Depois de ligar, me disse se eu não devia também ligar para minha mãe, pois ela poderia se alarmar com minha "demora extra", ao que eu disse que não era necessário. Voltamos ao cinema e assistimos à (razoável) fita "Ninguém Segura Este Bebê".
Saímos, muito alegres, ela ligou para sua mãe vir nos buscar, comemos alguma coisa, e quando fomos ao lugar combinado, percebi que já era noite. Enquanto sua mãe tomava o caminho da minha casa, me passaram na cabeça mil cenários do que poderíamos encontrar, afinal, eu saíra antes do almoço sem avisar, eu tinha 12 anos, e já era noite. Teria Regina chamado a polícia para me reportar como desaparecida? Teria Regina "convocado" familiares ou psicólogos para uma intervenção? Estaria ela me esperando sentada no sofá, com o pezinho balançando, para uma "conversa séria e definitiva"?

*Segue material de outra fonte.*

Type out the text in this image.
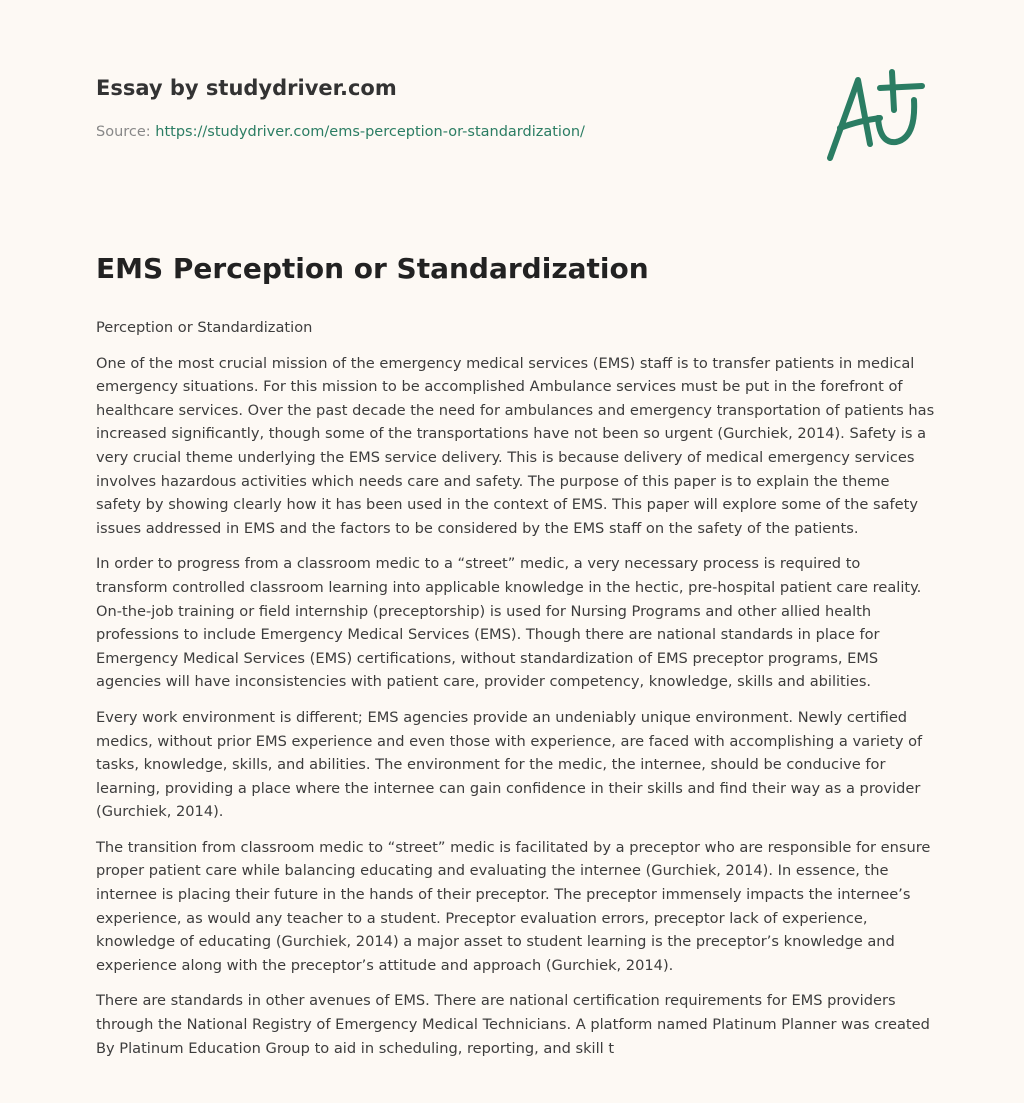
Essay by studydriver.com
Source: https://studydriver.com/ems-perception-or-standardization/
EMS Perception or Standardization

Perception or Standardization

One of the most crucial mission of the emergency medical services (EMS) staff is to transfer patients in medical emergency situations. For this mission to be accomplished Ambulance services must be put in the forefront of healthcare services. Over the past decade the need for ambulances and emergency transportation of patients has increased significantly, though some of the transportations have not been so urgent (Gurchiek, 2014). Safety is a very crucial theme underlying the EMS service delivery. This is because delivery of medical emergency services involves hazardous activities which needs care and safety. The purpose of this paper is to explain the theme safety by showing clearly how it has been used in the context of EMS. This paper will explore some of the safety issues addressed in EMS and the factors to be considered by the EMS staff on the safety of the patients.

In order to progress from a classroom medic to a “street” medic, a very necessary process is required to transform controlled classroom learning into applicable knowledge in the hectic, pre-hospital patient care reality. On-the-job training or field internship (preceptorship) is used for Nursing Programs and other allied health professions to include Emergency Medical Services (EMS). Though there are national standards in place for Emergency Medical Services (EMS) certifications, without standardization of EMS preceptor programs, EMS agencies will have inconsistencies with patient care, provider competency, knowledge, skills and abilities.

Every work environment is different; EMS agencies provide an undeniably unique environment. Newly certified medics, without prior EMS experience and even those with experience, are faced with accomplishing a variety of tasks, knowledge, skills, and abilities. The environment for the medic, the internee, should be conducive for learning, providing a place where the internee can gain confidence in their skills and find their way as a provider (Gurchiek, 2014).

The transition from classroom medic to “street” medic is facilitated by a preceptor who are responsible for ensure proper patient care while balancing educating and evaluating the internee (Gurchiek, 2014). In essence, the internee is placing their future in the hands of their preceptor. The preceptor immensely impacts the internee’s experience, as would any teacher to a student. Preceptor evaluation errors, preceptor lack of experience, knowledge of educating (Gurchiek, 2014) a major asset to student learning is the preceptor’s knowledge and experience along with the preceptor’s attitude and approach (Gurchiek, 2014).

There are standards in other avenues of EMS. There are national certification requirements for EMS providers through the National Registry of Emergency Medical Technicians. A platform named Platinum Planner was created By Platinum Education Group to aid in scheduling, reporting, and skill t
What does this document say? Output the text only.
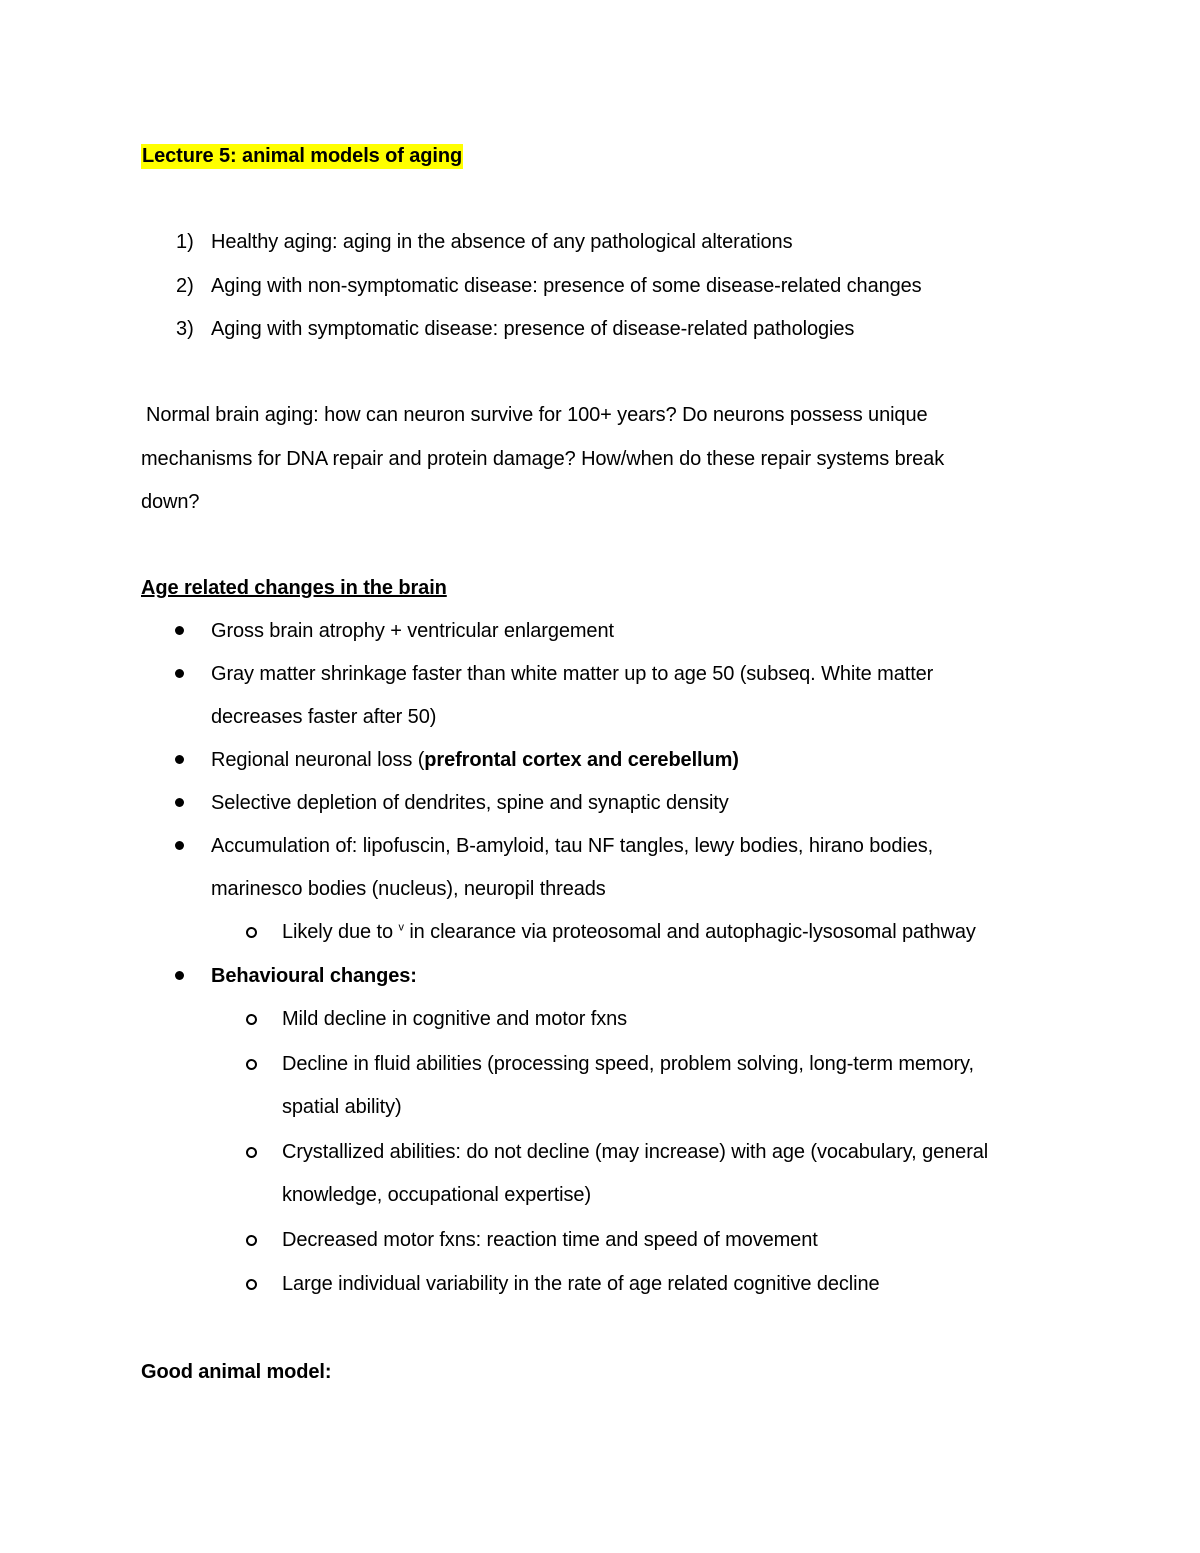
Lecture 5: animal models of aging
1) Healthy aging: aging in the absence of any pathological alterations
2) Aging with non-symptomatic disease: presence of some disease-related changes
3) Aging with symptomatic disease: presence of disease-related pathologies
Normal brain aging: how can neuron survive for 100+ years? Do neurons possess unique
mechanisms for DNA repair and protein damage? How/when do these repair systems break
down?
Age related changes in the brain
Gross brain atrophy + ventricular enlargement
Gray matter shrinkage faster than white matter up to age 50 (subseq. White matter
decreases faster after 50)
Regional neuronal loss (prefrontal cortex and cerebellum)
Selective depletion of dendrites, spine and synaptic density
Accumulation of: lipofuscin, B-amyloid, tau NF tangles, lewy bodies, hirano bodies,
marinesco bodies (nucleus), neuropil threads
Likely due to $^v$ in clearance via proteosomal and autophagic-lysosomal pathway
Behavioural changes:
Mild decline in cognitive and motor fxns
Decline in fluid abilities (processing speed, problem solving, long-term memory,
spatial ability)
Crystallized abilities: do not decline (may increase) with age (vocabulary, general
knowledge, occupational expertise)
Decreased motor fxns: reaction time and speed of movement
Large individual variability in the rate of age related cognitive decline
Good animal model:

A mãe de Luciana me deixou na esquina e dei um suspiro de alívio ao perceber que não havia nenhuma viatura na porta de casa. O carro de Regina continuava na garagem, exalando um cheiro nauseante de Thaty. Girei minha chave na porta de entrada com um calafrio, de se daria de cara com ela na sala. Ufa! Não! Ninguém na sala.
Rapidamente corri pelas escadas, e enquanto passei pela frente de seu quarto com a porta fechada, ouvi que sua TV estava ligava. Corri e me tranquei no meu quarto, o sangue gelando nas veias: se daria tempo de trancar a porta antes que ela invadisse o recinto e me batesse. Tranquei e sentei no chão, contra a porta, com a certeza de que logo ela viria me dar um sermão de como ela tinha ficado preocupada e desesperada com o meu sumiço. Um, 2, 3 minutos, nada.
Fui para a cama, repassando os acontecimentos do dia. Meia hora, uma hora, 2 horas, nada!
Depois foi 1 dia, 2 dias, uma semana, nada! Ela simplesmente nunca mais tocou no assunto.
Eu tinha 12 anos mas já sabia que a pessoa responsável por ter "conversas sérias" comigo estava pouco se lixando em ter "conversas sérias" comigo e me dar orientações para a vida. E que a pessoa que mais deveria "se preocupar comigo" e cuidar de mim estava pouco se lixando para qualquer coisa minha.
Este foi o pior endereço em que morei e as pessoas que comigo lá moravam as que tive a maior infelicidade em conhecer. Esse foi o período mais triste de minha vida.